Among the notable survey findings: 63% of Black and 67% of Latinx patients, survivors, and caregivers said they had a negative experience with their oncology care team—such as having assumptions made about them or their financial situation or trouble getting questions answered—in contrast to 43% of White respondents reporting such experiences. As for oncologists, two-thirds of those surveyed believed that non-White patients experienced worse outcomes from cancer care but only one-third believed those patient populations were receiving worse care or poorer communication during care.
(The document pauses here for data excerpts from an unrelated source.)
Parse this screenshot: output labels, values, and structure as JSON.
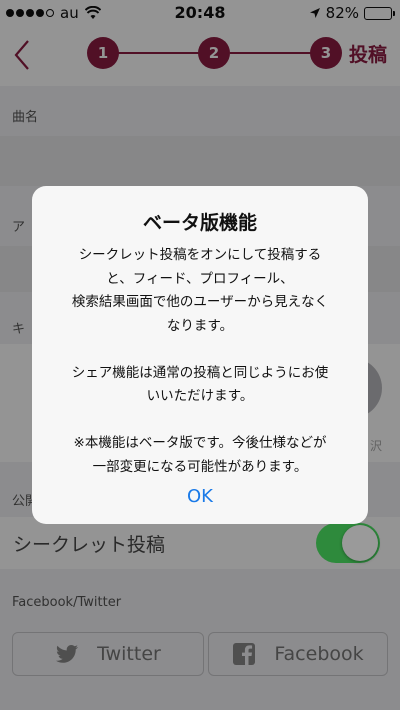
{
  "status_bar": {
    "carrier": "au",
    "time": "20:48",
    "battery": "82%",
    "battery_level": 0.82
  },
  "nav": {
    "steps": [
      "1",
      "2",
      "3"
    ],
    "current_step_label": "投稿",
    "accent_color": "#8c1d42"
  },
  "form": {
    "song_name_label": "曲名",
    "artist_label_partial": "ア",
    "keyword_label_partial": "キ",
    "select_label_partial": "沢",
    "public_label_partial": "公開",
    "secret_post_label": "シークレット投稿",
    "secret_post_on": true,
    "social_section_label": "Facebook/Twitter",
    "twitter_button": "Twitter",
    "facebook_button": "Facebook"
  },
  "modal": {
    "title": "ベータ版機能",
    "body_lines_1": [
      "シークレット投稿をオンにして投稿する",
      "と、フィード、プロフィール、",
      "検索結果画面で他のユーザーから見えなく",
      "なります。"
    ],
    "body_lines_2": [
      "シェア機能は通常の投稿と同じようにお使",
      "いいただけます。"
    ],
    "body_lines_3": [
      "※本機能はベータ版です。今後仕様などが",
      "一部変更になる可能性があります。"
    ],
    "ok_label": "OK"
  }
}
Changes in Practice and Policy

To address the inequalities in access to cancer care, the three organizations convened the Elevating Cancer Equity Working Group, whose recommendations include a new Equity Report Card to help providers, payers, and accreditation entities advance the delivery of equitable care. The report card includes 17 measurable practice changes, such as having health systems provide and require annual implicit bias training for all employees, offer culturally and linguistically representative patient navigators or community health workers through internal hiring or contracting with community-based organizations, and offer flexible hours for screening and treatment appointments. 

The organizations also created a series of policy change recommendations targeted toward the U.S. Congress, Centers for Medicare and Medicaid Services and commercial payers, federal agencies, and state and local policymakers. Policy examples include measures to remove barriers to clinical trial participation and requiring the U.S. Food and Drug Administration to consider clinical trial diversity as part of a drug approval process, funding public awareness campaigns around cancer prevention that are linguistically and culturally reflective of diverse audiences, and ensuring access to and reimbursement for patient navigators to assist patients with all types of insurance.